Our second president Jim Gollattscheck was with the college from the beginning, when Valencia Junior College opened in 1967 to serve 500 students in a collection of portables. As the first vice president of academic affairs, he was among the founding team tasked with creating a college from scratch. Led by chairman of the board Raymer Maguire and first president Albert T. Craig, the charter leadership opened in a few short months after being granted permission to join the state college system following a six-year struggle for funding.
Over the summer, we sat down for seven questions with President Gollattscheck, who gave us a fascinating glimpse into our past by explaining both his role in the founding and his 14-year tenure as college president. He gave us plenty of anecdotes – those one would expect in Central Florida (gators and muddy parking lots) and those that might come as a surprise (matador swords to cut the opening day cake).
More importantly, he spoke on the lasting and indelible impact Valencia’s promise of higher education has had on the community.
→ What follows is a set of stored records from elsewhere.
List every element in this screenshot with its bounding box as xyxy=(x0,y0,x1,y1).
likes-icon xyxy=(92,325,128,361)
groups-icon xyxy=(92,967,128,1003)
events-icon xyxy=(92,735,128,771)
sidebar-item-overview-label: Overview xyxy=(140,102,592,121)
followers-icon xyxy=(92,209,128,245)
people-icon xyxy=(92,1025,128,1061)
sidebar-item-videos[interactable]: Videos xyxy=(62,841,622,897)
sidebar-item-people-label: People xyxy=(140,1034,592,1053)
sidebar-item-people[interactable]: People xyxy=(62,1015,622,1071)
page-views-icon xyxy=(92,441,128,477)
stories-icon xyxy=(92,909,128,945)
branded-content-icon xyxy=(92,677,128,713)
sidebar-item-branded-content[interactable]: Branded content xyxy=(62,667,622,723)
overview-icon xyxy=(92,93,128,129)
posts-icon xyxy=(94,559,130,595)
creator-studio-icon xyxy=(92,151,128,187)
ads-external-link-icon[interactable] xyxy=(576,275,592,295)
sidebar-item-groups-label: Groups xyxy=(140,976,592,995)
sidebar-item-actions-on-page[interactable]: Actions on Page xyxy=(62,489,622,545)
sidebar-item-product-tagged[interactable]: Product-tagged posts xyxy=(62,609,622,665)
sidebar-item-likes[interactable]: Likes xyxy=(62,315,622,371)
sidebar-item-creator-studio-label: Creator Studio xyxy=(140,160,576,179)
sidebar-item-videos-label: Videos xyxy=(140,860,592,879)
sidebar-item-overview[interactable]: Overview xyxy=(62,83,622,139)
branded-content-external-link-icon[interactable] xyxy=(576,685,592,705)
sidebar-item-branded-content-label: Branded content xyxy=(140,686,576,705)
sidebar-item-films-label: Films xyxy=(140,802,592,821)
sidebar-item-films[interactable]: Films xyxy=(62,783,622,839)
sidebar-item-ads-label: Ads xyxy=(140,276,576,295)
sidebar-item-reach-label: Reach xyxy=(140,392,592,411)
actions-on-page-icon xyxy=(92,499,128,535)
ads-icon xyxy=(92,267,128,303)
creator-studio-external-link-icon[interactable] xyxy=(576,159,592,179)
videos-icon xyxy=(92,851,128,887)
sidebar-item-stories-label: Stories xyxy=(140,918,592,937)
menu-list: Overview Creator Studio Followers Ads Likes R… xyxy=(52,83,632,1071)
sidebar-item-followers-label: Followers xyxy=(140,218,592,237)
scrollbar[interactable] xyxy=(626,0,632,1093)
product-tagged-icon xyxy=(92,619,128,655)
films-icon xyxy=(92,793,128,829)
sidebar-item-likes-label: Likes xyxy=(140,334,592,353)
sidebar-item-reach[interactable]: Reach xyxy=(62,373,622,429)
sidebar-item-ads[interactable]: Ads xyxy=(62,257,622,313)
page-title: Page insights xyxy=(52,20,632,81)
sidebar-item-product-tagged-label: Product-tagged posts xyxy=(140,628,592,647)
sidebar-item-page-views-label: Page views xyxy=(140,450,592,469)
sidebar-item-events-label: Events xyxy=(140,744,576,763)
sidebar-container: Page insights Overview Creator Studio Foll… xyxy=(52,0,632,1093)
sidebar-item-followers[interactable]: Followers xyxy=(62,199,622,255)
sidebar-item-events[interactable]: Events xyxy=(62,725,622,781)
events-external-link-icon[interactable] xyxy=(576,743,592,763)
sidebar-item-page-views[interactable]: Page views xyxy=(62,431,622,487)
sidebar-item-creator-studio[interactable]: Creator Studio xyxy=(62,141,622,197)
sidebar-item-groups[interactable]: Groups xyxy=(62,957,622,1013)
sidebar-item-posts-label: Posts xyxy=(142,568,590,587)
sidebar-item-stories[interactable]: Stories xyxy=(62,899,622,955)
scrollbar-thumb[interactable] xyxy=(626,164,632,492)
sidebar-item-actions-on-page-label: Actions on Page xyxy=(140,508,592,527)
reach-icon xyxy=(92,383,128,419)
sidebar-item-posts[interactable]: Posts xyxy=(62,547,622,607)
It was a promise Valencia’s early leadership extended on countless goodwill trips to high schools and churches of the greater Orlando area. “We had a great many students who never had any expectation of going to college,” Gollattscheck says. “Students realizing the possibility of going to college [is] what we had to create.”
50 years later – with more than 70,000 students and six campuses, including the newly-opened Poinciana Campus – Valencia continues to make good on that promise, bringing education and opportunity to more, all while retracing the paths first forged by early leaders like Jim Gollattscheck.